TZ 7009:John Zorn "The Book of heads"(1995)

 ジョン・ゾーン名義だが実際には35曲の小品が詰まった、マーク・リボーのソロ演奏。元は78年にユージン・チャドボーンへ提供し、今回"ヴァーチュオーゾ/超絶技巧"をテーマに再録音、と帯に記載された。

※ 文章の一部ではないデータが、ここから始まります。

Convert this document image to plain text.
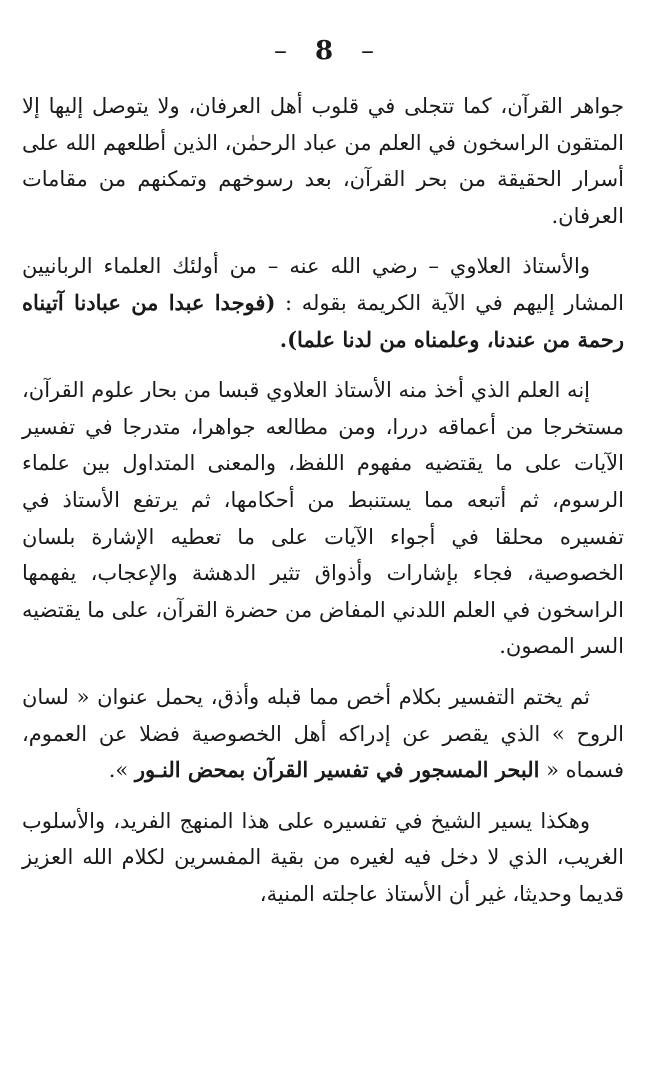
– 8 –

جواهر القرآن، كما تتجلى في قلوب أهل العرفان، ولا يتوصل إليها إلا المتقون الراسخون في العلم من عباد الرحمٰن، الذين أطلعهم الله على أسرار الحقيقة من بحر القرآن، بعد رسوخهم وتمكنهم من مقامات العرفان.

والأستاذ العلاوي – رضي الله عنه – من أولئك العلماء الربانيين المشار إليهم في الآية الكريمة بقوله : (فوجدا عبدا من عبادنا آتيناه رحمة من عندنا، وعلمناه من لدنا علما).

إنه العلم الذي أخذ منه الأستاذ العلاوي قبسا من بحار علوم القرآن، مستخرجا من أعماقه دررا، ومن مطالعه جواهرا، متدرجا في تفسير الآيات على ما يقتضيه مفهوم اللفظ، والمعنى المتداول بين علماء الرسوم، ثم أتبعه مما يستنبط من أحكامها، ثم يرتفع الأستاذ في تفسيره محلقا في أجواء الآيات على ما تعطيه الإشارة بلسان الخصوصية، فجاء بإشارات وأذواق تثير الدهشة والإعجاب، يفهمها الراسخون في العلم اللدني المفاض من حضرة القرآن، على ما يقتضيه السر المصون.

ثم يختم التفسير بكلام أخص مما قبله وأذق، يحمل عنوان « لسان الروح » الذي يقصر عن إدراكه أهل الخصوصية فضلا عن العموم، فسماه « البحر المسجور في تفسير القرآن بمحض النـور ».

وهكذا يسير الشيخ في تفسيره على هذا المنهج الفريد، والأسلوب الغريب، الذي لا دخل فيه لغيره من بقية المفسرين لكلام الله العزيز قديما وحديثا، غير أن الأستاذ عاجلته المنية،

 コンセプトはフリー・インプロビゼーションの文脈で、偶発性の排除か。もとは80曲ものアイディアを作ったという。この発想力の多さがゾーンの才能だ。そこから35曲が選ばれた。
 風船やンビーラの小道具、ボディ叩きやハーモニクスのギター変則奏法。内部外部の双方から普通でないギター音楽を志向した。書き譜だが、本ライナーへ数曲記載のように図形楽譜に近い。時に旋律を指定しつつも、波形図みたいな譜面で進行や奏法を指示した。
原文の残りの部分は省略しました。